Türkiye bu zorlu atmosferin içerisinde yerel seçimlere
gidiyor. Böyle sıkıntılı günler yaşayan normal bir ülkede gözler iktidarın en
büyük alternatifi olan ana muhalefete çevrilir. Kamuoyu yoklamalarında ve
anketlerde oylarını artıran ana muhalefet, iktidarı tedirgin eder. Türkiye’de ise ana muhalefet partisinden, kendi
tabanı da dahil hiç kimsenin umudu yok.
Genel Başkan Kılıçdaroğlu, tüm politikalarını
“Erdoğan karşıtlığı” üzerinde şekillendiriyor. Erdoğan karşıtlığı ile CHP
tabanını konsolide ettiğini sanıyor. Sanıyor, çünkü küskün CHP’liler bu defa “her
şeye rağmen” diyerek sandığa gitmeyecekler… Onları sandığa götürecek,
heyecanlandıran adaylar da söz konusu değil.

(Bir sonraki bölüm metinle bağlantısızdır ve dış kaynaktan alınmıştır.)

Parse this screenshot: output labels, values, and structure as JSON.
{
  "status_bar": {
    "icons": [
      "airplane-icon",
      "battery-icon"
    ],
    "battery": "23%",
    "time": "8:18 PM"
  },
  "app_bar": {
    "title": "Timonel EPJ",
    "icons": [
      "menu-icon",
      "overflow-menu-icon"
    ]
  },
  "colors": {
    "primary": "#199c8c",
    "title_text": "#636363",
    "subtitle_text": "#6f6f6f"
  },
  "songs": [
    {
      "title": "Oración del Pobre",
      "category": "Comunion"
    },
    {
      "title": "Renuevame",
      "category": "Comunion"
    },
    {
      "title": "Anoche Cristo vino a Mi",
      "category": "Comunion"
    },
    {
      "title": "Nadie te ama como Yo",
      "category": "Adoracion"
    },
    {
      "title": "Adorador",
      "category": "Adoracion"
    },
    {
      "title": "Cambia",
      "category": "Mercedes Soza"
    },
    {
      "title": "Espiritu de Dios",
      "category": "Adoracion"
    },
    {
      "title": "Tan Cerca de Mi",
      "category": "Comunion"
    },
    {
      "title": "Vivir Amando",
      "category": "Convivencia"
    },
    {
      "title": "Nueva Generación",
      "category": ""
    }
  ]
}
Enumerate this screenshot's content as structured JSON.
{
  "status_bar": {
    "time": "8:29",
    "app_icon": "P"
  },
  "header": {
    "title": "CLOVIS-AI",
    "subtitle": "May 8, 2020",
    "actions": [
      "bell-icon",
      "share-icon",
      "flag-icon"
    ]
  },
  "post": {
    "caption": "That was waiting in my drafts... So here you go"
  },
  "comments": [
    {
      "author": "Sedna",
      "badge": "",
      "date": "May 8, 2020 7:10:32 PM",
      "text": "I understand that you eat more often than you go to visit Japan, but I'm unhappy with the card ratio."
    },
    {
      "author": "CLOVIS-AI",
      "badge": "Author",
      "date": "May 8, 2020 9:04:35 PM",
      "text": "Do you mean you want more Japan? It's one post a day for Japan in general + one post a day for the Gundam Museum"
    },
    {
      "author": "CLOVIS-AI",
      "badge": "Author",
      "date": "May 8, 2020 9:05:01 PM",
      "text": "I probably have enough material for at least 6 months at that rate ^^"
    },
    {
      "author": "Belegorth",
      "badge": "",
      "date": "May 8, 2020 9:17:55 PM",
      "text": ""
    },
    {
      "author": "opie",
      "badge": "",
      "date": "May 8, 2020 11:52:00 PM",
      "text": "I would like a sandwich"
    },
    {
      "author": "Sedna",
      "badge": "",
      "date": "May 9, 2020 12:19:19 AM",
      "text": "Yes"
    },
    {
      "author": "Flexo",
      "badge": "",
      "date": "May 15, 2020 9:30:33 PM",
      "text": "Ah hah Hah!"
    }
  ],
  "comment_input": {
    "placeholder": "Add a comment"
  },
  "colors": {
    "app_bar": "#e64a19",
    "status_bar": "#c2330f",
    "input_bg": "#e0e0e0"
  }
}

AK Parti’nin Binali Yıldırım gibi ağır sıklet
adayına karşı Beylikdüzü dışında İstanbulluların bile tanımadığı tüy sıklet
Ekrem İmamoğlu’nu aday çıkarıp, İstanbul’u kazanacağına inanıyor. İşin daha
trajikomik yanı tabanın da buna inanacağını sanıyor.
Genel Başkan olduğundan bu yana 10 seçim kaybeden
Kılıçdaroğlu, ne Türkiye’de ne CHP tabanında bir umut zerresi dahi yeşertmiyor.
CHP’yi mezhepçi partiye dönüştürmesi yetmiyormuş gibi son yıllarda bölücü
partiyle işbirliği yapıyor. Her seçimi kaybedip, kendisini kazanan ilan ediyor.
24 Haziran’da oyu yüzde 25’ten yüzde 22’ye düşerken;
Cumhurbaşkanı adayı gösterdiği Muharrem İnce yüzde 31 oy olarak, son 40 yılın
CHP rekorunu kırıyor.
Bu sonuçlar üzerine Genel Başkan olmak isteyen İnce
ve onu destekleyen partililer, tasviye ediliyor. İnce’yi destekleyen Denizli,
Balıkesir gibi büyükşehirlerde İYİ Parti ile yapılan ittifak neticesinde
belediye başkan adayı çıkarılmıyor. Siz ona ittifak kapsamında anlaşma deyin, ben
“cezalandırma” diyorum.
Değişim talebinde olan partilileri koltuk sevdasıyla
suçlayan Kılıçdaroğlu, koltuğuna sıkı sıkı yapışmış durumda. Son cümle bile
Karadeniz fıkrası gibi...
Kılıçdaroğlu ve zihniyeti partiye egemen olduğu
sürece, AK Parti’nin seçim kaybedeceğini beklemeyin. Türkiye’de iktidar
değişiminin yolu CHP’deki Kılıçdaroğlu diktasının yıkılmasından geçiyor.